Wir sind beide hundemüde, keine gute Voraussetzung für eine Nacht nahe der Küste. Und tatsächlich, die Nacht ist brutal. Durch unzählige Cluster von Fischerbooten ist Reto gezwungen im Kanal nahe der Küste zu bleiben, das bringt uns schnurstracks nachts um 2 direkt vor den Hafen von Galle, vor dem natürlich auch nachts einiges los ist. Ein Tugboat kreuzt unseren Kurs unbeirrt hundert Meter vor uns, so dass wir das Segel reinnehmen und stoppen müssen. Kurz danach fährt uns ein Fischer ein paar Meter vor dem Bug durch, ein anderer fährt uns nach und löscht gefühlt direkt neben uns alle seine Lichter.

Im Nachhinein sind wir schlauer, wir hätten besser den Umweg in Kauf und südlich der Grossschifffahrt durchfahren sollen.

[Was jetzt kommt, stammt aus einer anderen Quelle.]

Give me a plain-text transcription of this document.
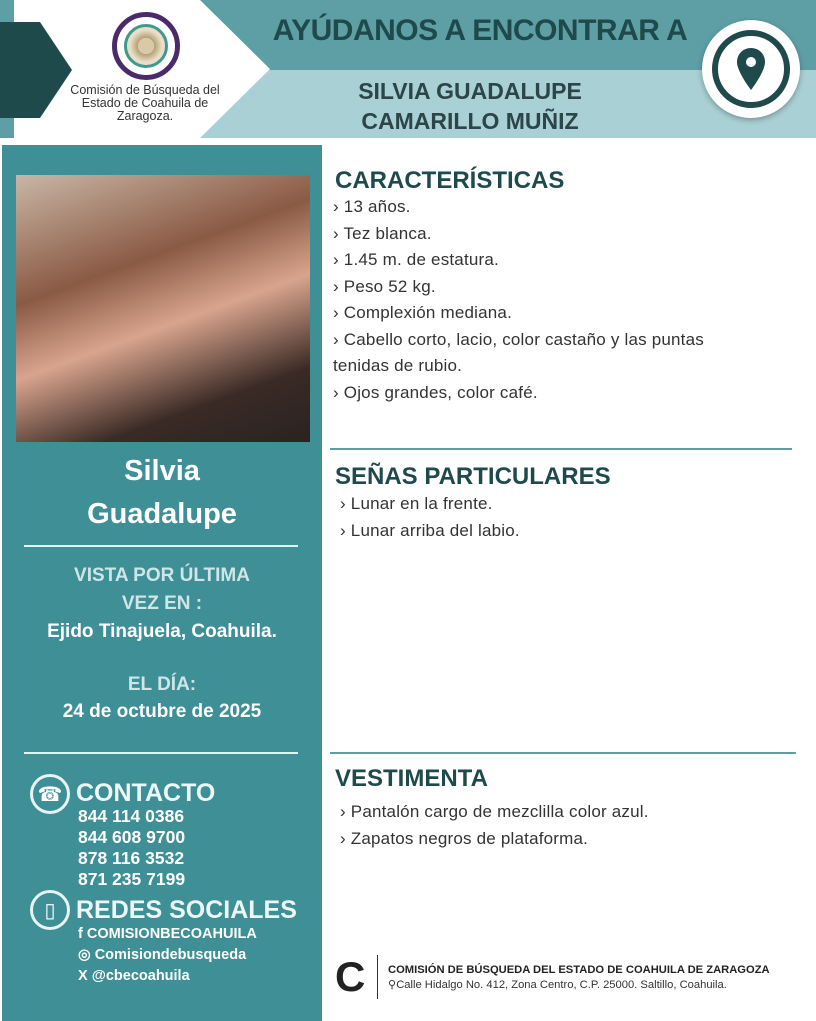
Comisión de Búsqueda del Estado de Coahuila de Zaragoza.
AYÚDANOS A ENCONTRAR A
SILVIA GUADALUPE
CAMARILLO MUÑIZ
Silvia
Guadalupe
VISTA POR ÚLTIMA
VEZ EN :
Ejido Tinajuela, Coahuila.
EL DÍA:
24 de octubre de 2025
☎ CONTACTO
844 114 0386
844 608 9700
878 116 3532
871 235 7199
▯ REDES SOCIALES
f COMISIONBECOAHUILA
◎ Comisiondebusqueda
X @cbecoahuila
CARACTERÍSTICAS
› 13 años.
› Tez blanca.
› 1.45 m. de estatura.
› Peso 52 kg.
› Complexión mediana.
› Cabello corto, lacio, color castaño y las puntas tenidas de rubio.
› Ojos grandes, color café.
SEÑAS PARTICULARES
› Lunar en la frente.
› Lunar arriba del labio.
VESTIMENTA
› Pantalón cargo de mezclilla color azul.
› Zapatos negros de plataforma.
C	COMISIÓN DE BÚSQUEDA DEL ESTADO DE COAHUILA DE ZARAGOZA
⚲Calle Hidalgo No. 412, Zona Centro, C.P. 25000. Saltillo, Coahuila.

Gleichzeitig tut es uns leid, dass wir so nah an diesem Land vorbeisegeln ohne dort stoppen zu können. Unsere Neugier wäre gross, aber zur Zeit heisst es, dass man Sri Lanka überhaupt nicht anlaufen kann und ausserdem sind wir schon reichlich spät in der Saison.

Natürlich ist in der Abdeckung von Sri Lanka der Wind erst mal weg. Dafür soll er dann etwas weiter nordwestlich umso stärker blasen. Die Alternative „Treibenlassen“ kommt wegen der nach Südwest setzenden Strömung nicht in Frage. Ich studiere im Detail die Wetterkarten und rechne aus, dass wir in etwa die gleiche Zeit motoren, egal ob in Richtung Wegpunkt oder in Richtung Norden. Das letztere hat den Vorteil, dass der Winkel bei den anschliessend vorausgesagten 5 bis 6 Beaufort einen zwar ruppigen aber machbaren Kurs für uns ergeben sollte.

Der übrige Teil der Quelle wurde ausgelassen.